According to Yun, the Realtors' economist, when the consumer confidence index is 100 or above, the incumbent president usually is reelected. The current level is hovering around 55. "If the election was held today," Yun says, "President Obama would be in trouble."
A future of spending cuts
One of the Republicans seeking Obama's job, Texas Governor Rick Perry, told the meeting of state legislators last week that the recent political breakdown over raising the debt ceiling "was the culmination of a reckless culture that has refused to confront spending in Washington, D.C." Texas' relatively healthy economy, he said, proves "you can't tax and spend your way to prosperity."
No sooner had Perry finished speaking than state Representative Paul Haire, a Democrat from North Carolina, reacted in disgust. "This idea of cut, cut, cut can get out of control," Haire told a reporter. "Cutting spending also cuts jobs, which stimulate the economy. You can't improve the economy unless people have money to spend."
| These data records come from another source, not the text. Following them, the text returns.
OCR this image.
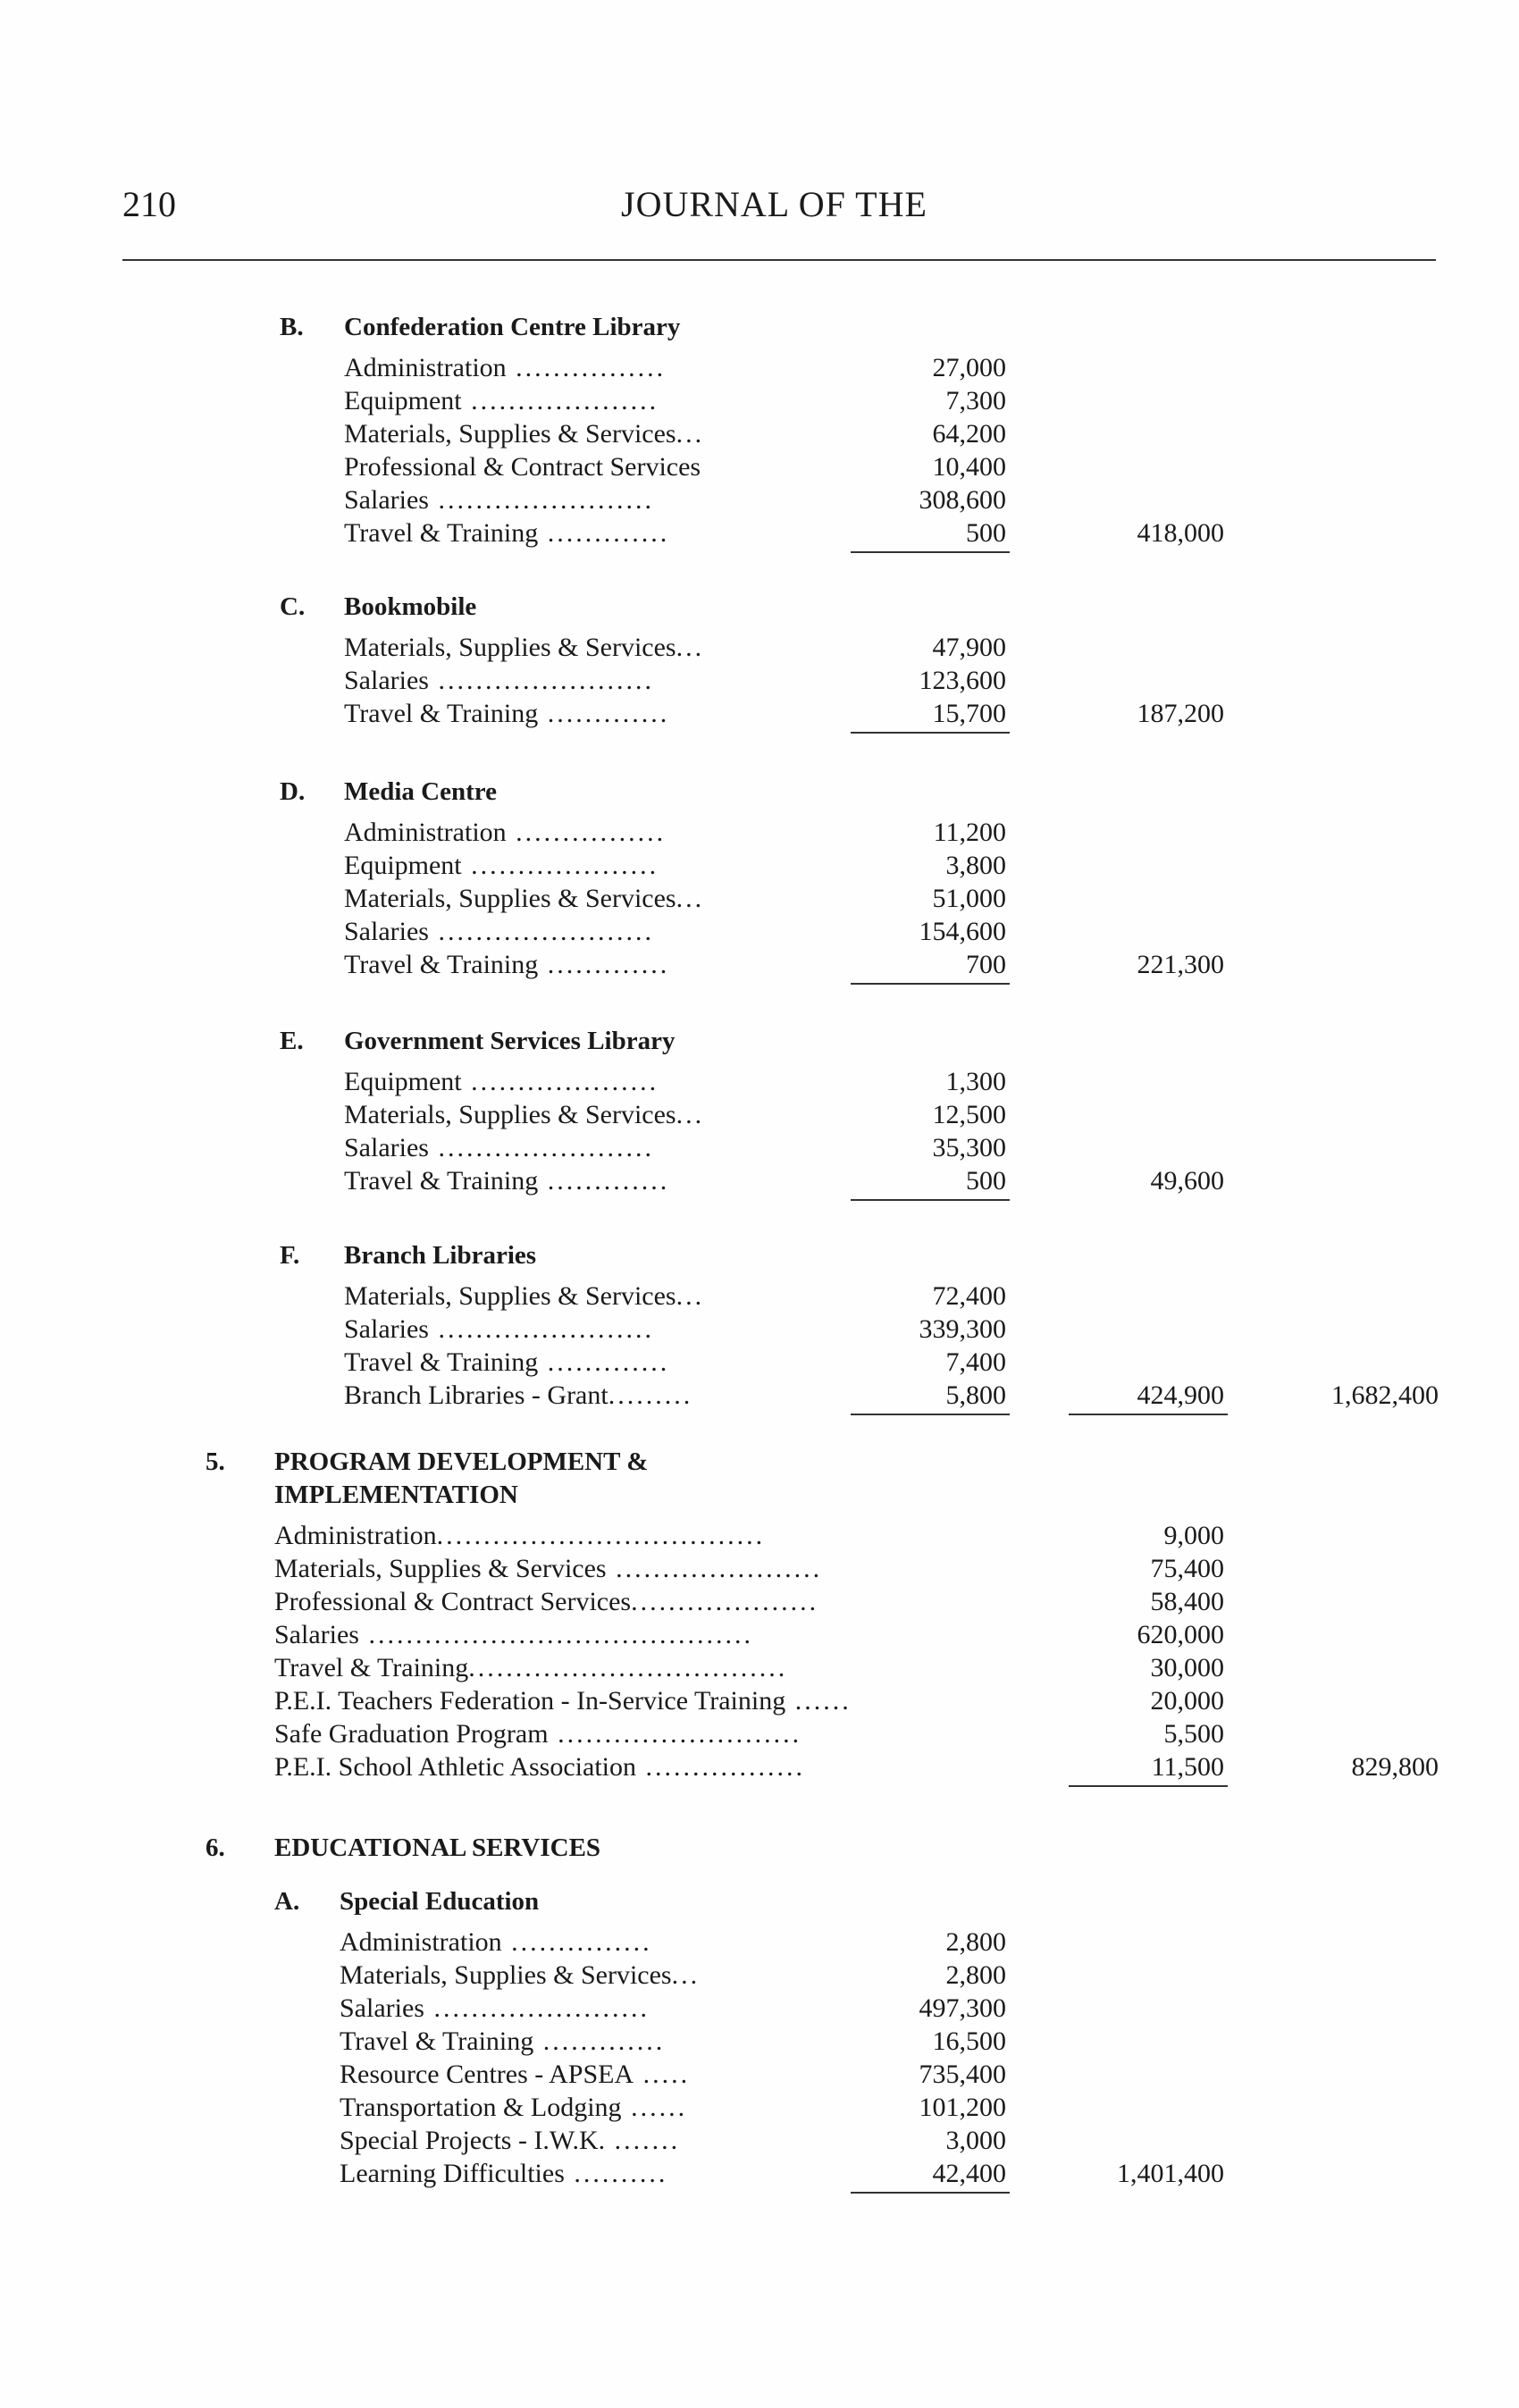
210	JOURNAL OF THE
B. Confederation Centre Library
Administration ................	27,000
Equipment ....................	7,300
Materials, Supplies & Services...	64,200
Professional & Contract Services	10,400
Salaries .......................	308,600
Travel & Training .............	500	418,000
C. Bookmobile
Materials, Supplies & Services...	47,900
Salaries .......................	123,600
Travel & Training .............	15,700	187,200
D. Media Centre
Administration ................	11,200
Equipment ....................	3,800
Materials, Supplies & Services...	51,000
Salaries .......................	154,600
Travel & Training .............	700	221,300
E. Government Services Library
Equipment ....................	1,300
Materials, Supplies & Services...	12,500
Salaries .......................	35,300
Travel & Training .............	500	49,600
F. Branch Libraries
Materials, Supplies & Services...	72,400
Salaries .......................	339,300
Travel & Training .............	7,400
Branch Libraries - Grant.........	5,800	424,900	1,682,400
5. PROGRAM DEVELOPMENT &
IMPLEMENTATION
Administration...................................	9,000
Materials, Supplies & Services ......................	75,400
Professional & Contract Services....................	58,400
Salaries .........................................	620,000
Travel & Training..................................	30,000
P.E.I. Teachers Federation - In-Service Training ......	20,000
Safe Graduation Program ..........................	5,500
P.E.I. School Athletic Association .................	11,500	829,800
6. EDUCATIONAL SERVICES
A. Special Education
Administration ...............	2,800
Materials, Supplies & Services...	2,800
Salaries .......................	497,300
Travel & Training .............	16,500
Resource Centres - APSEA .....	735,400
Transportation & Lodging ......	101,200
Special Projects - I.W.K. .......	3,000
Learning Difficulties ..........	42,400	1,401,400
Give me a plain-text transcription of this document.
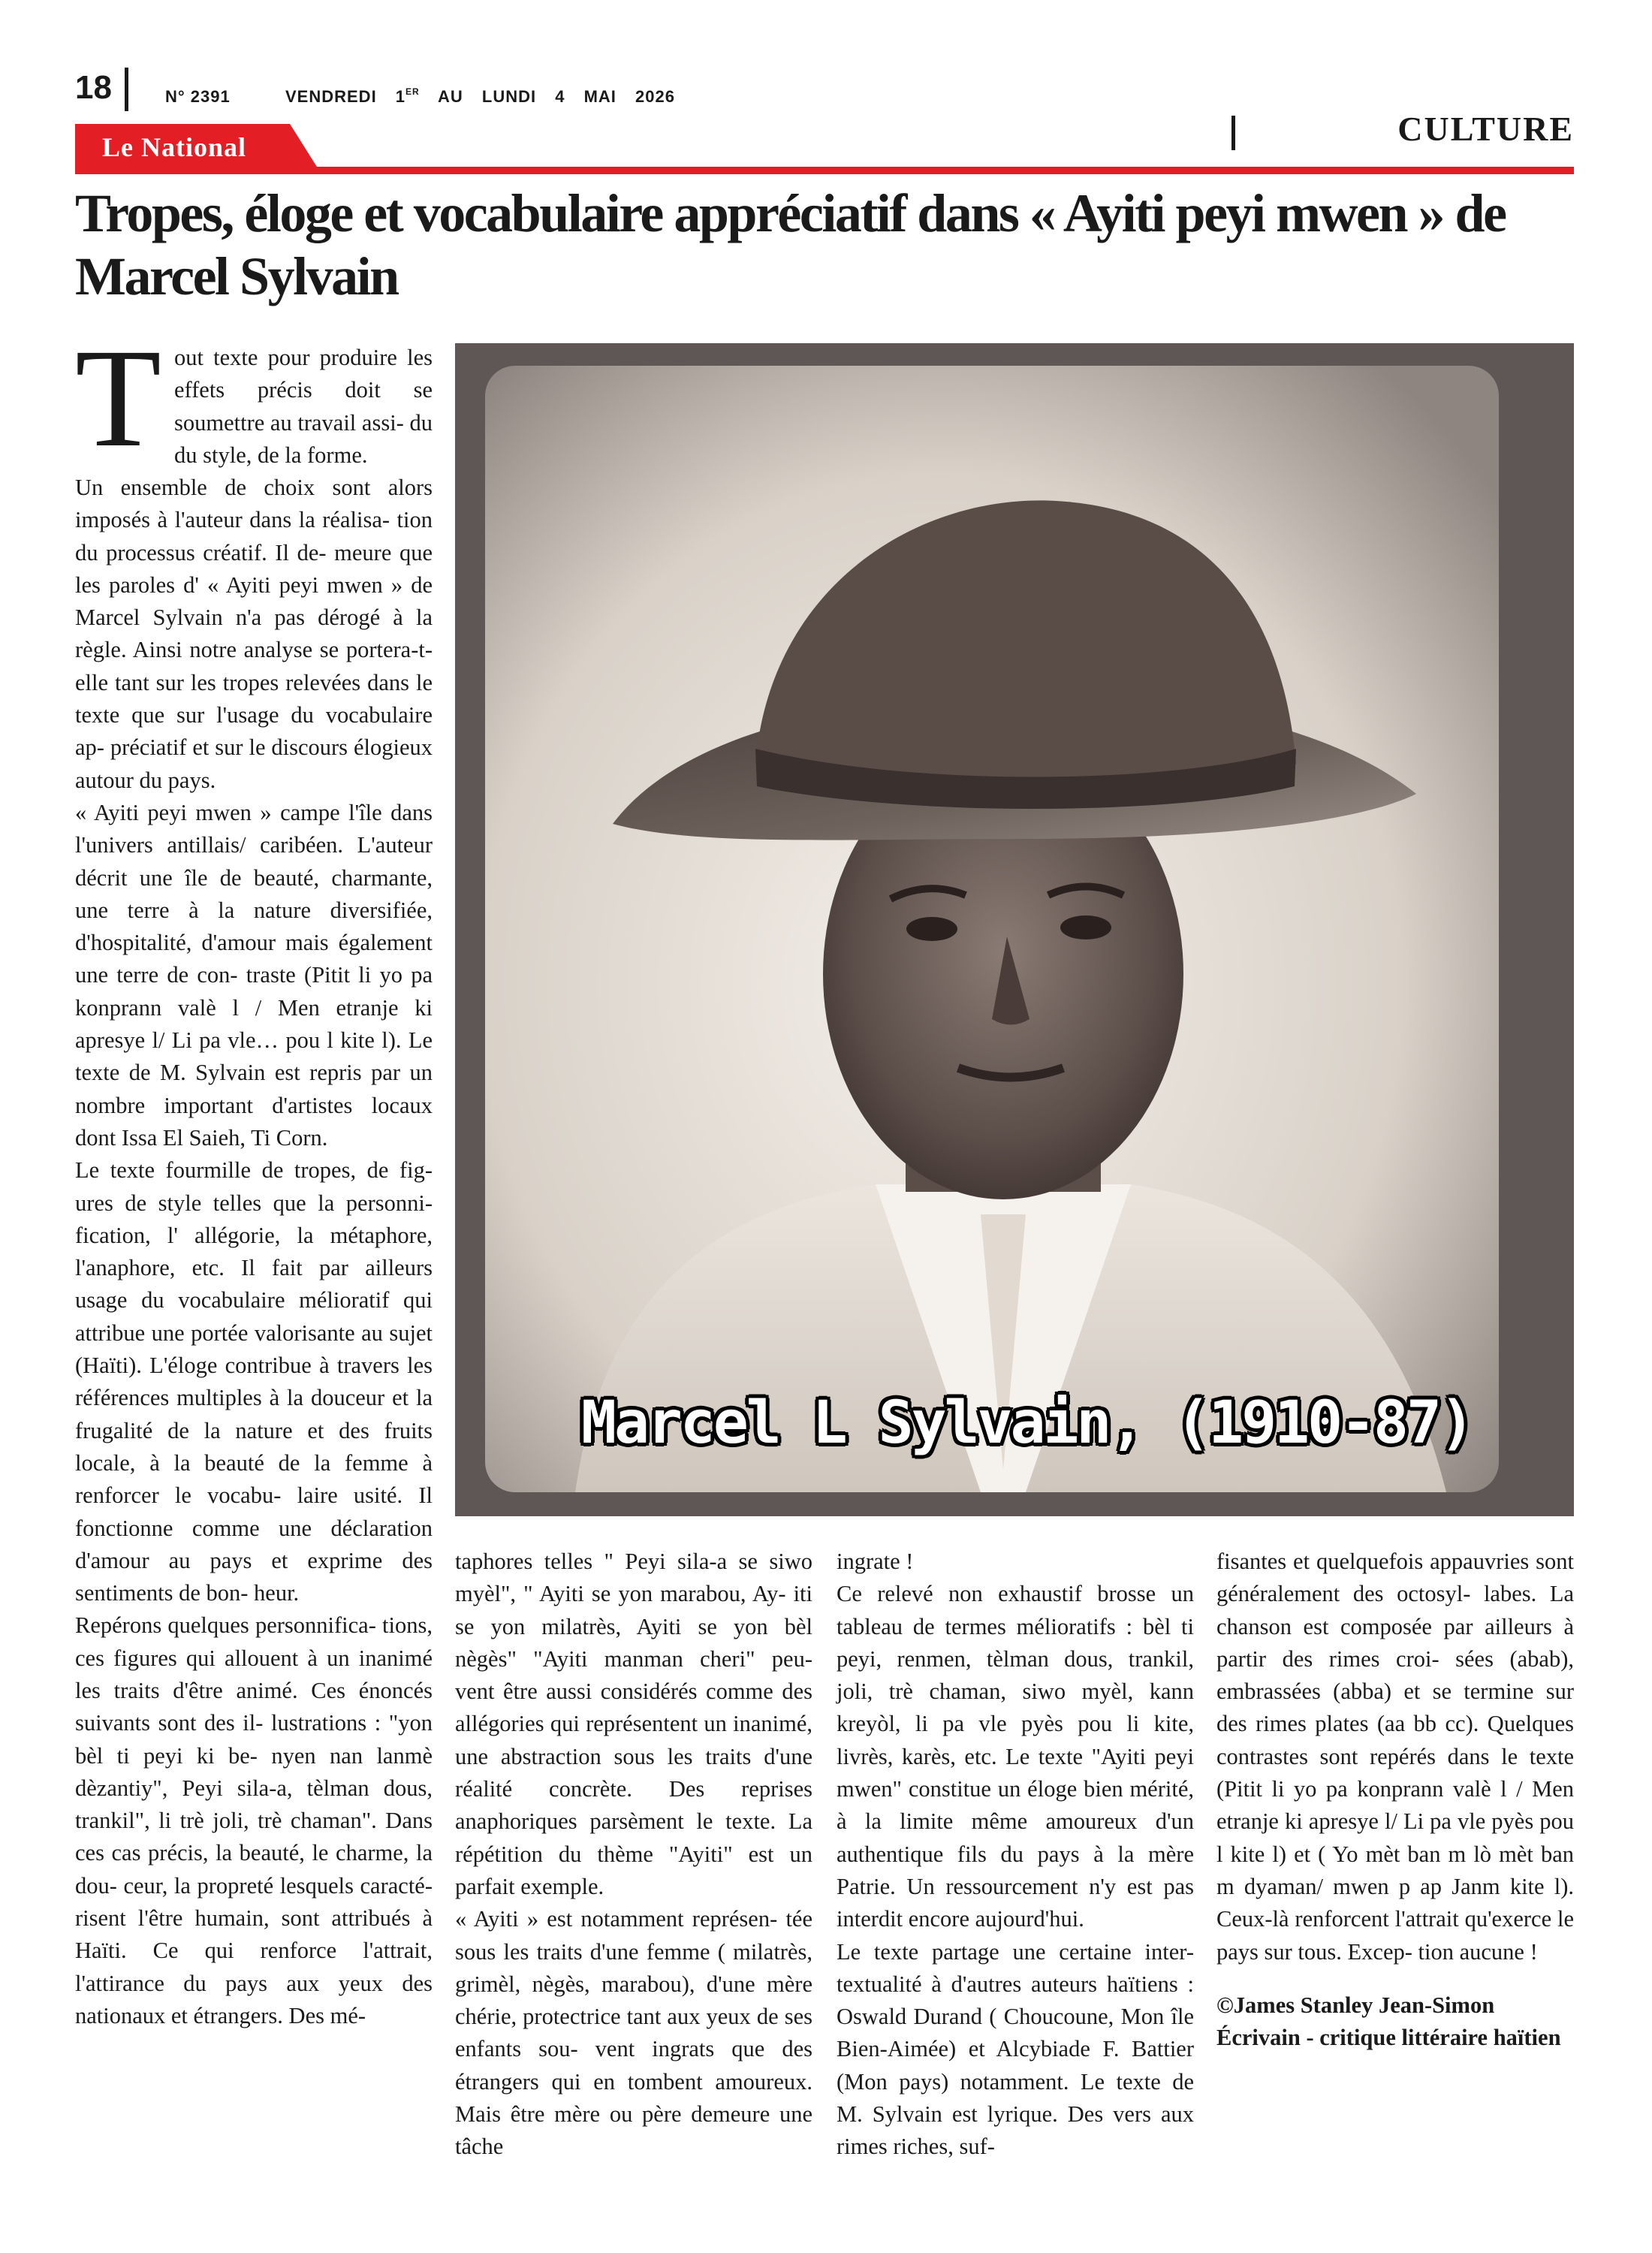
18	N° 2391	VENDREDI 1ER AU LUNDI 4 MAI 2026
CULTURE
Le National
Tropes, éloge et vocabulaire appréciatif dans « Ayiti peyi mwen » de Marcel Sylvain
T out texte pour produire les effets précis doit se soumettre au travail assi- du du style, de la forme.

Un ensemble de choix sont alors imposés à l'auteur dans la réalisa- tion du processus créatif. Il de- meure que les paroles d' « Ayiti peyi mwen » de Marcel Sylvain n'a pas dérogé à la règle. Ainsi notre analyse se portera-t-elle tant sur les tropes relevées dans le texte que sur l'usage du vocabulaire ap- préciatif et sur le discours élogieux autour du pays.

« Ayiti peyi mwen » campe l'île dans l'univers antillais/ caribéen. L'auteur décrit une île de beauté, charmante, une terre à la nature diversifiée, d'hospitalité, d'amour mais également une terre de con- traste (Pitit li yo pa konprann valè l / Men etranje ki apresye l/ Li pa vle… pou l kite l). Le texte de M. Sylvain est repris par un nombre important d'artistes locaux dont Issa El Saieh, Ti Corn.

Le texte fourmille de tropes, de fig- ures de style telles que la personni- fication, l' allégorie, la métaphore, l'anaphore, etc. Il fait par ailleurs usage du vocabulaire mélioratif qui attribue une portée valorisante au sujet (Haïti). L'éloge contribue à travers les références multiples à la douceur et la frugalité de la nature et des fruits locale, à la beauté de la femme à renforcer le vocabu- laire usité. Il fonctionne comme une déclaration d'amour au pays et exprime des sentiments de bon- heur.

Repérons quelques personnifica- tions, ces figures qui allouent à un inanimé les traits d'être animé. Ces énoncés suivants sont des il- lustrations : "yon bèl ti peyi ki be- nyen nan lanmè dèzantiy", Peyi sila-a, tèlman dous, trankil", li trè joli, trè chaman". Dans ces cas précis, la beauté, le charme, la dou- ceur, la propreté lesquels caracté- risent l'être humain, sont attribués à Haïti. Ce qui renforce l'attrait, l'attirance du pays aux yeux des nationaux et étrangers. Des mé-

Marcel L Sylvain, (1910-87)

taphores telles " Peyi sila-a se siwo myèl", " Ayiti se yon marabou, Ay- iti se yon milatrès, Ayiti se yon bèl nègès" "Ayiti manman cheri" peu- vent être aussi considérés comme des allégories qui représentent un inanimé, une abstraction sous les traits d'une réalité concrète. Des reprises anaphoriques parsèment le texte. La répétition du thème "Ayiti" est un parfait exemple.

« Ayiti » est notamment représen- tée sous les traits d'une femme ( milatrès, grimèl, nègès, marabou), d'une mère chérie, protectrice tant aux yeux de ses enfants sou- vent ingrats que des étrangers qui en tombent amoureux. Mais être mère ou père demeure une tâche

ingrate !

Ce relevé non exhaustif brosse un tableau de termes mélioratifs : bèl ti peyi, renmen, tèlman dous, trankil, joli, trè chaman, siwo myèl, kann kreyòl, li pa vle pyès pou li kite, livrès, karès, etc. Le texte "Ayiti peyi mwen" constitue un éloge bien mérité, à la limite même amoureux d'un authentique fils du pays à la mère Patrie. Un ressourcement n'y est pas interdit encore aujourd'hui.

Le texte partage une certaine inter- textualité à d'autres auteurs haïtiens : Oswald Durand ( Choucoune, Mon île Bien-Aimée) et Alcybiade F. Battier (Mon pays) notamment. Le texte de M. Sylvain est lyrique. Des vers aux rimes riches, suf-

fisantes et quelquefois appauvries sont généralement des octosyl- labes. La chanson est composée par ailleurs à partir des rimes croi- sées (abab), embrassées (abba) et se termine sur des rimes plates (aa bb cc). Quelques contrastes sont repérés dans le texte (Pitit li yo pa konprann valè l / Men etranje ki apresye l/ Li pa vle pyès pou l kite l) et ( Yo mèt ban m lò mèt ban m dyaman/ mwen p ap Janm kite l). Ceux-là renforcent l'attrait qu'exerce le pays sur tous. Excep- tion aucune !

©James Stanley Jean-Simon
Écrivain - critique littéraire haïtien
The prospect of additional spending cuts from another recession also worries Democratic Senator Steve Conway, who represents a high-unemployment district south of Tacoma, Washington, where one of three residents are on Medicaid and one in five get food stamps. "The more we cut," Conway says, "the more we cut into people's ability to survive."
Lawmakers in both parties agree on one thing: The key to reviving the economies of their states is creating jobs and boosting the housing market. Both will dominate 2012 legislative sessions and the election campaign. As Joseph Cryan, a Democrat who is the majority leader in the New Jersey state Senate, puts it, "I don't know how we ever get better until we get people back to work."